Chapter 4. System Design for Recommending

Now that we have a foundational understanding of how recommendation system work, let’s take a closer look at what elements are needed and how to design a system that is capable of serving recommendations at industrial scale. Industrial scale in our context will primarily refer to Reasonable Scale[ML and MLOps at a reasonable scale], i.e. production applications for companies with 10’s-100’s of engineers working on the product, not 1000’s.

In theory, a recommendation system is a collection of math formulae which can take historical data about user-item interactions, and return probability estimates for user-item pair’s affinity. In practice, a recommendation system is 5, 10, maybe 20 software systems, communicating in real-time, working with limited information, restricted item-availability, and perpetually-out-of-sample behavior, all to ensure the user sees something.

This section is heavily influenced by the writing of Karl Higley, Even Oldridge, and Eugene Yan (c.f System Design for Recommendations and Search and Recommender systems not just recommender models).

Online vs Offline

Online vs. Offline
Figure 4-1. Real Time vs. Batch

Machine learning systems consist of the stuff that you do in advance, and the stuff that you do on the fly. This division, between online and offline, is a practical consideration about what information is necessary to perform tasks of various types. To observe and learn large-scale patterns, a system needs access to lots of data; this is the offline component. Performing inference, however, only requires the trained model and relevant input data. This is why many ML system architectures are structured in this way.
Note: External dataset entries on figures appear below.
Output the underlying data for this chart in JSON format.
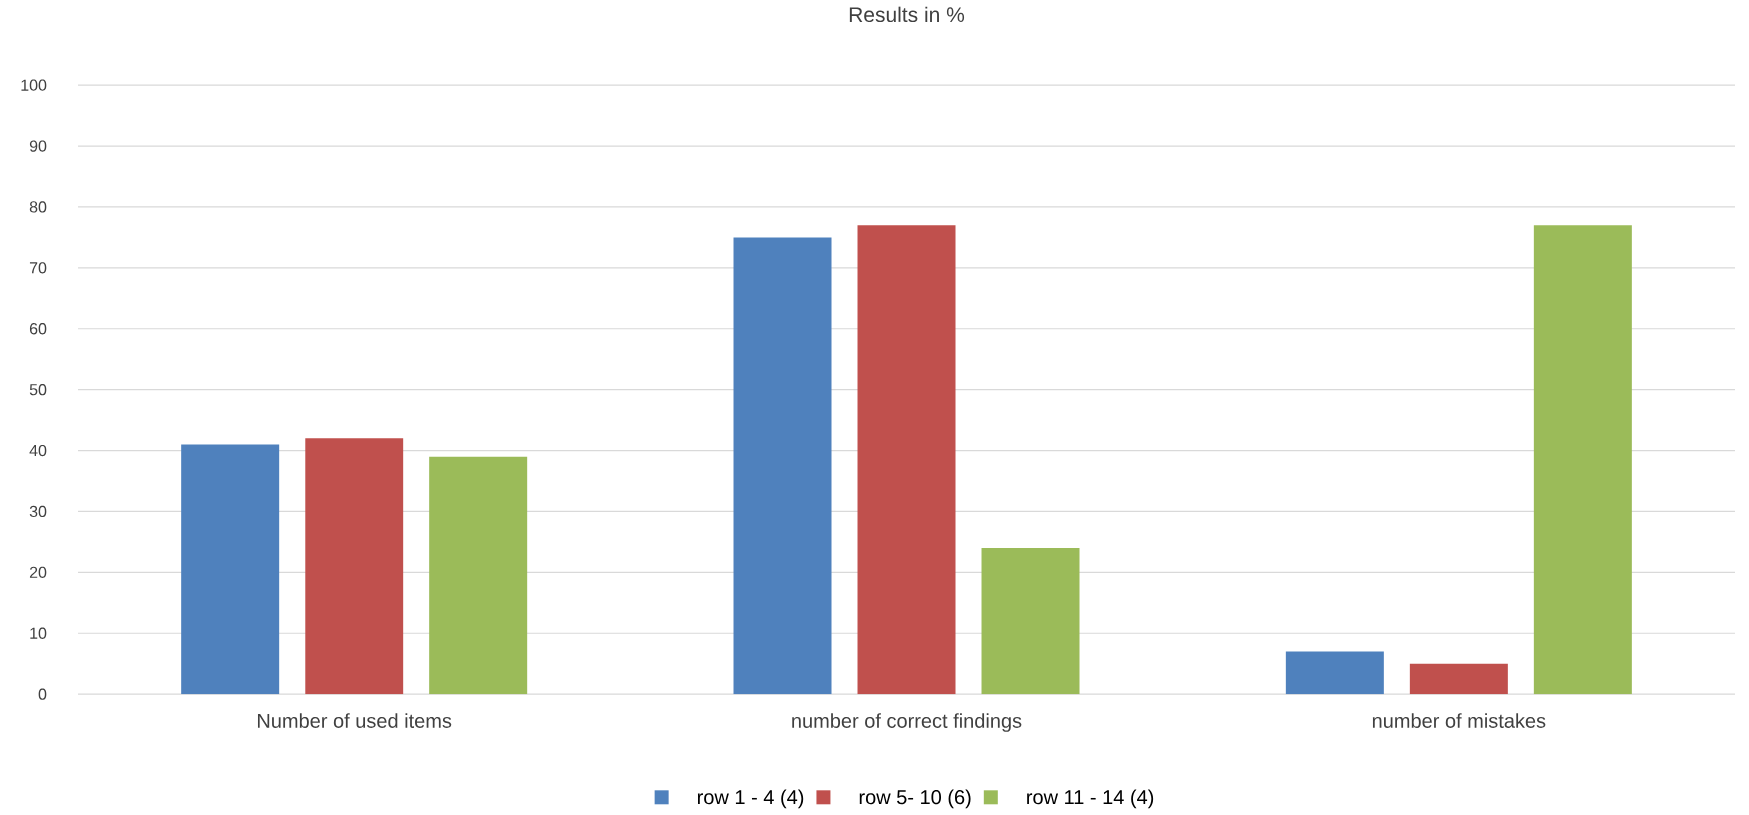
{
  "chart_data": {
    "type": "bar",
    "title": "Results in  %",
    "categories": [
      "Number of used items",
      "number of correct findings",
      "number of mistakes"
    ],
    "series": [
      {
        "name": "row 1 - 4 (4)",
        "color": "#4f81bd",
        "values": [
          41,
          75,
          7
        ]
      },
      {
        "name": "row 5- 10 (6)",
        "color": "#c0504d",
        "values": [
          42,
          77,
          5
        ]
      },
      {
        "name": "row 11 - 14 (4)",
        "color": "#9bbb59",
        "values": [
          39,
          24,
          77
        ]
      }
    ],
    "ylim": [
      0,
      100
    ],
    "yticks": [
      0,
      10,
      20,
      30,
      40,
      50,
      60,
      70,
      80,
      90,
      100
    ],
    "grid": "y",
    "legend": "bottom"
  }
}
Frequent terminologies you’ll encounter for the two sides of the online-offline paradigm are batch and real-time. A batch process is something that does not require user input, often has longer expected time periods for completion, and is able to have all the necessary data available simultaneously. Batch processes often include things like training a model on historical data, augmenting one data set with an additional collection of features, or computationally expensive data transformations. Another characteristic you see more frequently in batch processes are that it works with the full relevant dataset involved, not only an instance of the data sliced by time or otherwise.

A real-time process is characterized by something that is carried out at time of request; said differently, something that is evaluated during the inference process. Examples include: providing a recommendation upon page load, updating next episode after the user finishes the last, re-ranking recommendations after one has been marked not interesting. Real-time processes are often resource-constrained because of the need for rapidity, but like many things in this domain, as the world’s computational resources expand, we change the definition of resource-constrained.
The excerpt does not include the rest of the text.